Le verset cité ci-dessus peut être lu comme faisant référence aux chrétiens : au miracle de la multiplication des pains, au dernier repas du Christ - les commentateurs de la tradition s’accordent sur cette lecture - donc finalement au rite liturgique de l’Eucharistie  et à l’évolution ultérieure du christianisme. Pour un croyant de notre époque, le verset évoque certes la damnation du monde contemporain. Mais cette lecture ne doit pas empêcher de lire le verset comme s’appliquant aussi aux musulmans : comme une mise en garde contre des mosquées dont la seule politique serait de festoyer autour d’une Table Servie.

Qu’il ne suffit pas de festoyer autour de la Table Servie, les Yéménites l’ont appris à leur dépens ces dernières années, dans la guerre qui a suivi cinquante années de modernisation continue. La chose la plus utile que je puisse apporter, c’est l’histoire particulière qui me lie à ce peuple, histoire indissociable de ma conversion, qui tourne essentiellement autour des questions de genre.

La dispute de notre temps

L’une des caractéristiques de notre époque est de se disputer sur la différence des sexes - à part justement au Yémen, et en fait chez les musulmans en général, où la différence des sexes continue d’être bien comprise de manière instinctive. Mais tout autour de nous, on se dispute systématiquement autour du même clivage :

  • pour les uns, la différence des sexes est une « construction sociale », car par défaut nous sommes tous des personnes « intersexuées ».
  • pour les autres, on est soit homme soit femme : la différence des sexes est la chose la plus naturelle et objective qui soit.

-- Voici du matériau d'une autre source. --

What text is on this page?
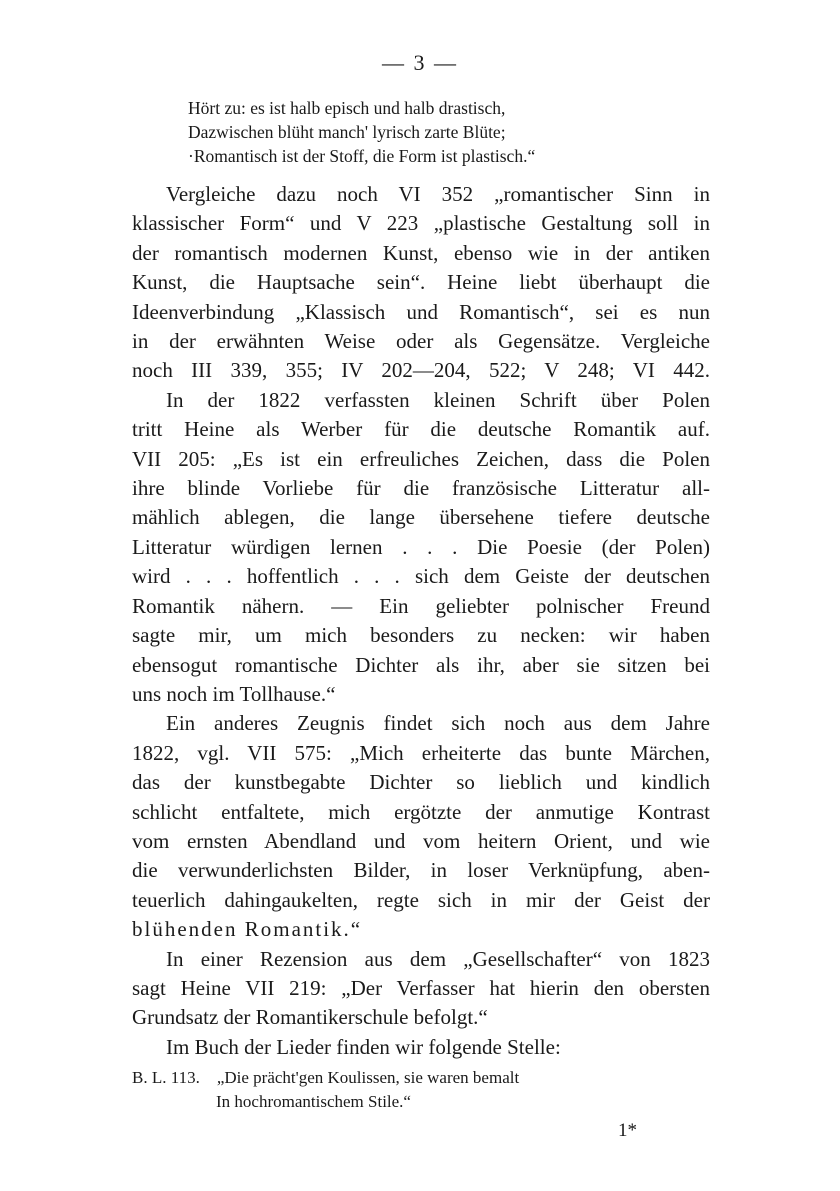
— 3 —
Hört zu: es ist halb episch und halb drastisch,
Dazwischen blüht manch' lyrisch zarte Blüte;
·Romantisch ist der Stoff, die Form ist plastisch.“
Vergleiche dazu noch VI 352 „romantischer Sinn in
klassischer Form“ und V 223 „plastische Gestaltung soll in
der romantisch modernen Kunst, ebenso wie in der antiken
Kunst, die Hauptsache sein“. Heine liebt überhaupt die
Ideenverbindung „Klassisch und Romantisch“, sei es nun
in der erwähnten Weise oder als Gegensätze. Vergleiche
noch III 339, 355; IV 202—204, 522; V 248; VI 442.
In der 1822 verfassten kleinen Schrift über Polen
tritt Heine als Werber für die deutsche Romantik auf.
VII 205: „Es ist ein erfreuliches Zeichen, dass die Polen
ihre blinde Vorliebe für die französische Litteratur all-
mählich ablegen, die lange übersehene tiefere deutsche
Litteratur würdigen lernen . . . Die Poesie (der Polen)
wird . . . hoffentlich . . . sich dem Geiste der deutschen
Romantik nähern. — Ein geliebter polnischer Freund
sagte mir, um mich besonders zu necken: wir haben
ebensogut romantische Dichter als ihr, aber sie sitzen bei
uns noch im Tollhause.“
Ein anderes Zeugnis findet sich noch aus dem Jahre
1822, vgl. VII 575: „Mich erheiterte das bunte Märchen,
das der kunstbegabte Dichter so lieblich und kindlich
schlicht entfaltete, mich ergötzte der anmutige Kontrast
vom ernsten Abendland und vom heitern Orient, und wie
die verwunderlichsten Bilder, in loser Verknüpfung, aben-
teuerlich dahingaukelten, regte sich in mir der Geist der
blühenden Romantik.“
In einer Rezension aus dem „Gesellschafter“ von 1823
sagt Heine VII 219: „Der Verfasser hat hierin den obersten
Grundsatz der Romantikerschule befolgt.“
Im Buch der Lieder finden wir folgende Stelle:
B. L. 113. „Die prächt'gen Koulissen, sie waren bemalt
In hochromantischem Stile.“
1*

L’enjeu de cette querelle va bien au-delà des seules questions sexuelles : c’est une querelle sur l’ordre du monde et sur l’origine du Mal, une querelle d’ordre théologique. Ses implications traversent toutes les questions politiques, que ce soit dans la société française ou à l’échelle du monde - comme dans le contexte de la guerre d’Ukraine, où ces questions sont aussi largement mobilisées de par et d’autre (Poutine pointe l’Occident comme l’Empire de la Dépravation, et on lui reproche en retour de persécuter les homosexuels…).

Les musulmans se plaignent souvent d’être inaudibles, que la société ne veut pas entendre ce qu’ils ont à dire. Mais dans ce débat, je n’ai vu aucune tentative sérieuse de se positionner comme musulmans. Sur cette question, je ne vois qu’un positionnement opportuniste : conservateur avec les gens de droite, progressiste avec les gens de gauche - en somme, un comportement qui met de l’huile sur le feu. Ne serait-ce pas plutôt le comportement des musulmans qui rend la situation inaudible2), qui empêche la société française de se parler à elle-même - et pas seulement à propos des questions de genre ? Cela vaudrait la peine d’envisager la question sous cet angle ! Mais comme on part du principe que les musulmans n’ont aucune responsabilité à l’égard du monde, ni dans le cours de celui-ci…

Ma conviction est que, sur cette question du genre et de la différence des sexes, les positionnements sont des effets de structure, inscrits dans la configuration réciproque des différentes traditions monothéistes à travers l’histoire des idées - ce que j’appelle la matrice monothéiste*. Lorsqu’un Européen s’aventure au Moyen-Orient, c’est toujours peu ou prou cette question qui lui a rendu son pays invivable, et à cette question qu’il cherche une réponse, plus ou moins confusément. L’Europe est une excroissance de l’histoire monothéiste, qui s’est définie précisément par cette amnésie, et qui doit revenir régulièrement à la source. Or de nos jours, les musulmans ont cette responsabilité d’empêcher collectivement ce retour à l’Orient, à cause d’habitudes discursives inhérentes à l’ordre postcolonial*, en place depuis 1945. Habitudes qui ont conduit à l’effondrement post-2011, mais qui perdurent dans l’islam minoritaire au sein des sociétés occidentales. Plus la situation s’aggrave, et plus les musulmans en viennent à confondre l’islam avec la préservation de ce tabou. Mais en tant que converti, je n’ai aucune raison religieusement valable de renoncer à mon histoire.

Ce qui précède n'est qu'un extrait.